A SaharaReporters correspondent reported that the erstwhile National Legal Adviser of the PDP also maintained that no individual has an overwhelming influence to subvert the primary election if its process is transparent.

He pleaded with the national leadership of the APC who would conduct the primary election in August to ensure its process and conduct are open and transparent to avoid unnecessary rancor between the delegates and repetition of the hitches in Edo State primary election. 

“I am doing well in this primary and there is no way I would imagine that I am not going to win to warrant the situation whereby I would be contemplating an exit from the party. I have put my hand into the plough and am not going to look back.

“Let the organizers in Abuja ensure that the process [primary election] can be trusted; the ballot papers are not amendable to such imaginations or allegations.

“The accreditation should be done around the voting centers where everybody would see it. I am expecting a neater, cleaner and rancor-free primary election in Ondo State,” Mr.
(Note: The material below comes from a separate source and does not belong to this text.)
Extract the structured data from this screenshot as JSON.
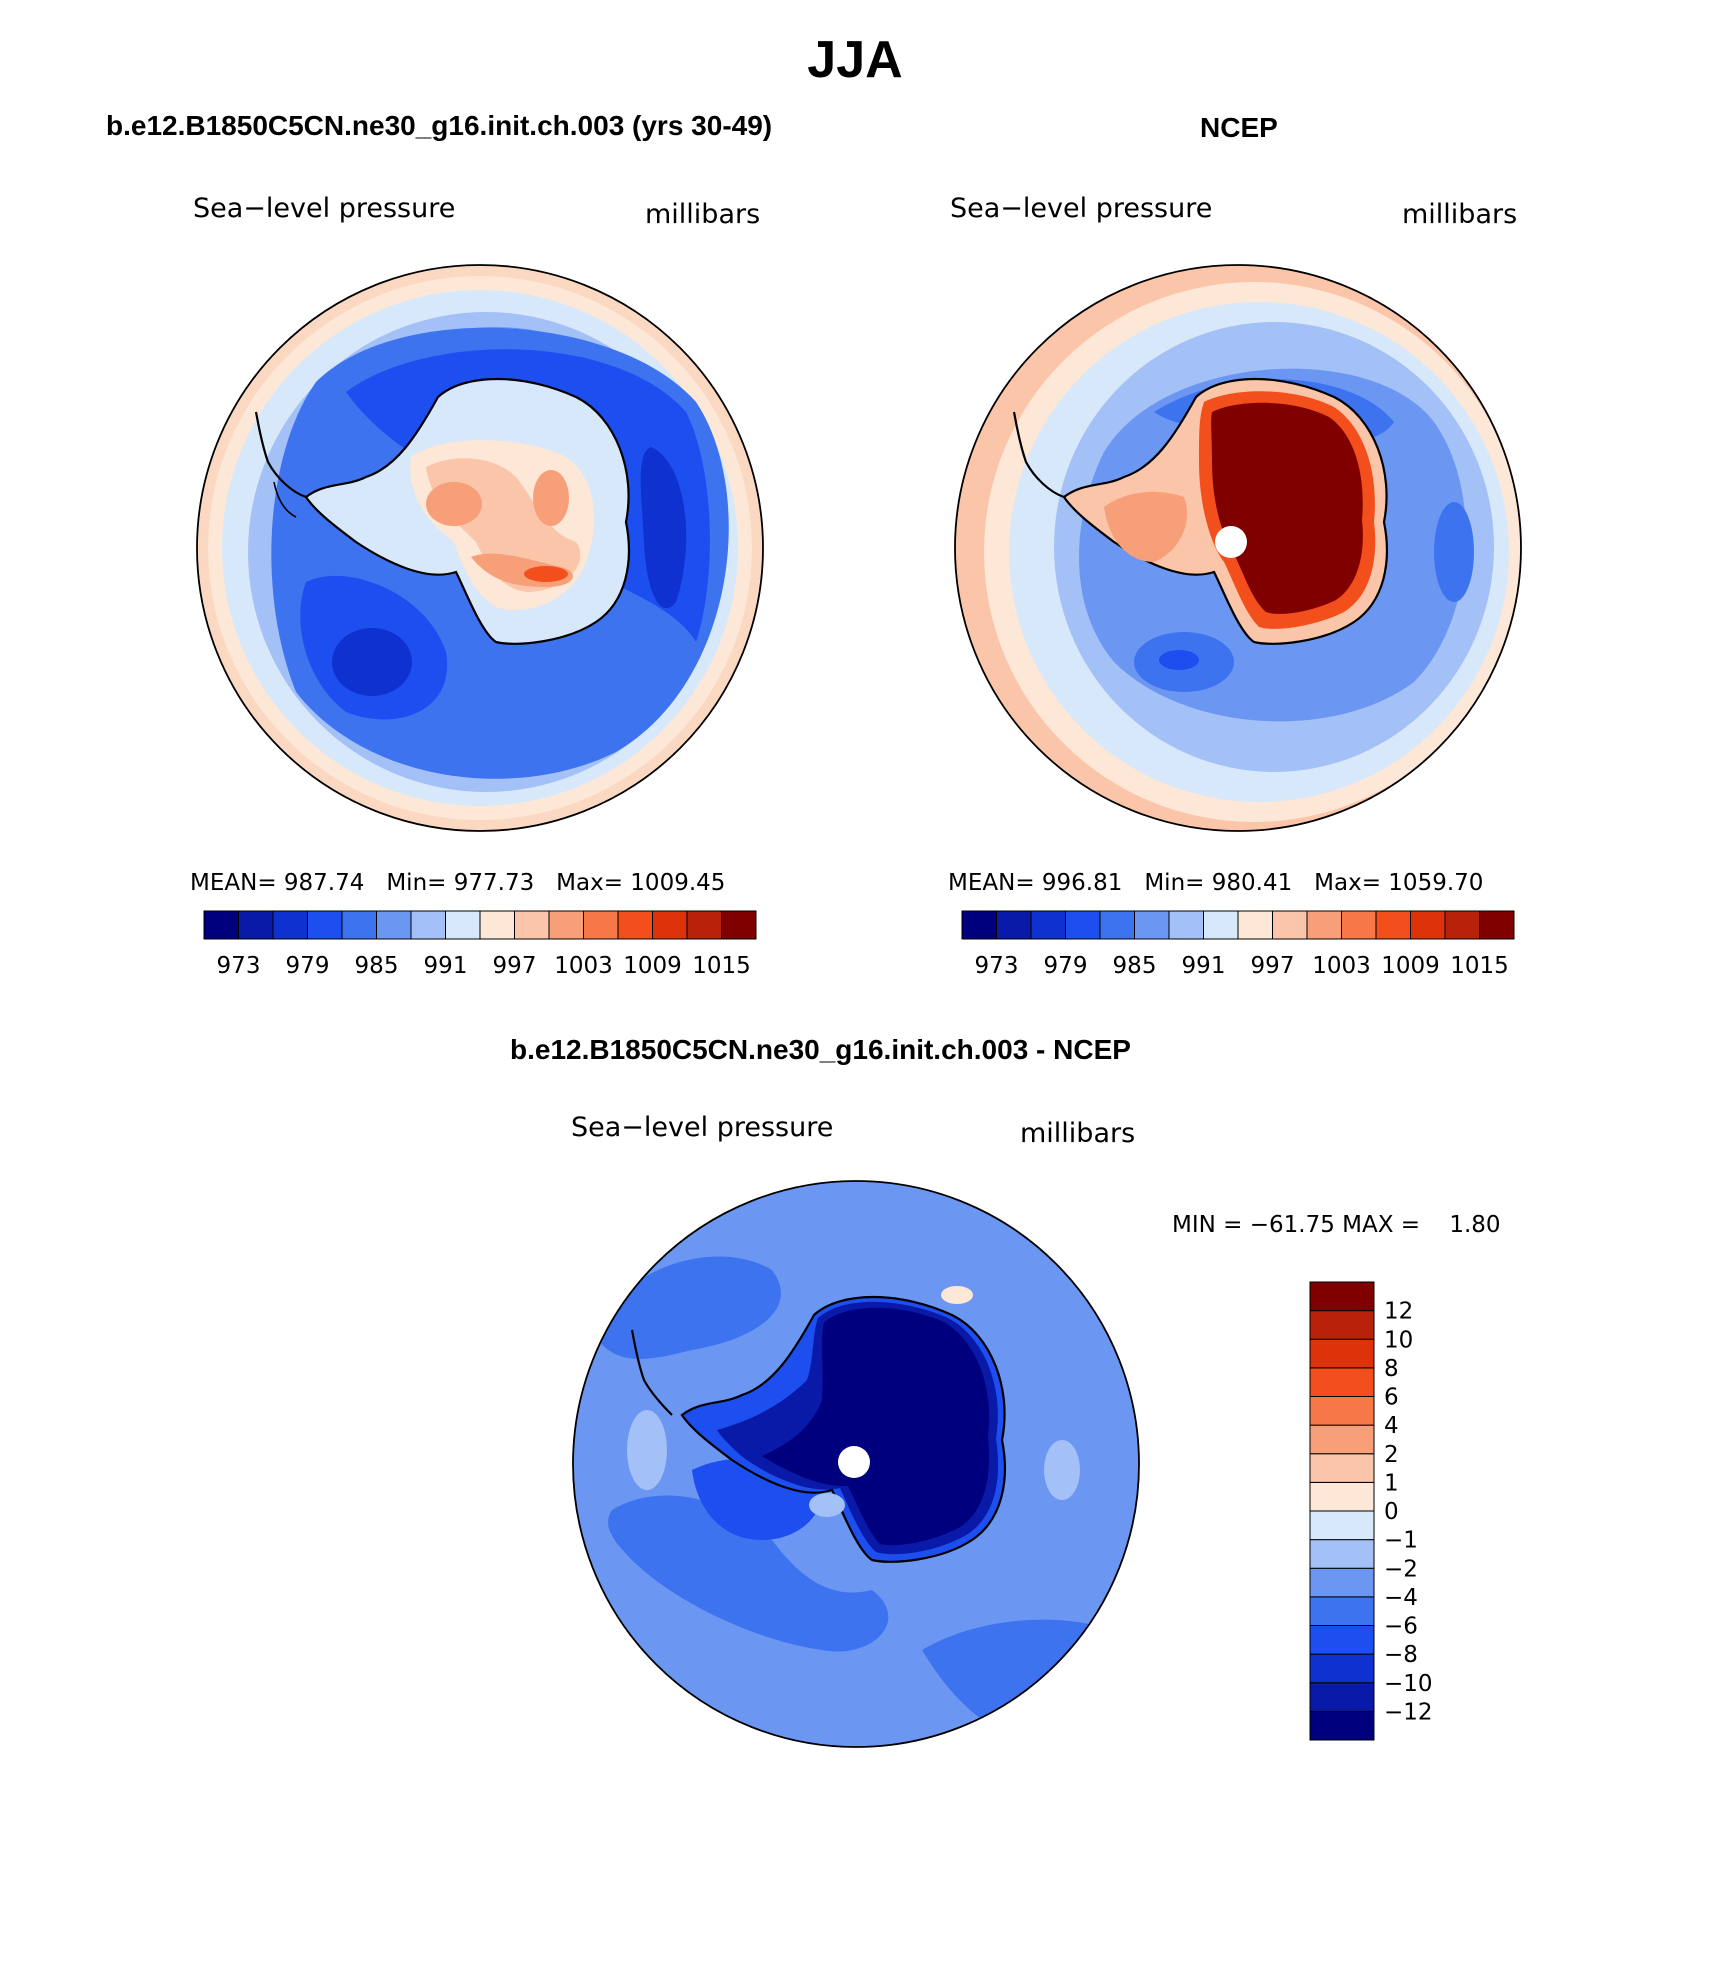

Oke pleaded further. 

He also stated that the opposition party needs a vibrant candidate that could win the election and stand tall with the ruling PDP in the State being controlled by the embattled Governor Olusegun Mimiko.

On the two million-naira fee levied on all the aspirants, Mr. Oke said the State leadership of the party held a meeting with all the aspirants where a consensus was reached to finance the party since there was no running grant from the government. 

“The government doesn’t fund the political party and the running of the party requires finance.

“The aspirants and the party leadership in the State puts heads together to examine ways and means of generating resources for the party.

“It was the result of the dialogue between the party’s leadership and aspirants that led to the agreement for each aspirant to pay two million naira as a developmental fee for the party,” he said.

Mr. Oke advised the over 2000 delegates that would vote to choose the party’s main flag-bearer not to be money-driven but to consider the interest of the party and be guided by their conscience and the antecedent of the would-be candidate of the party.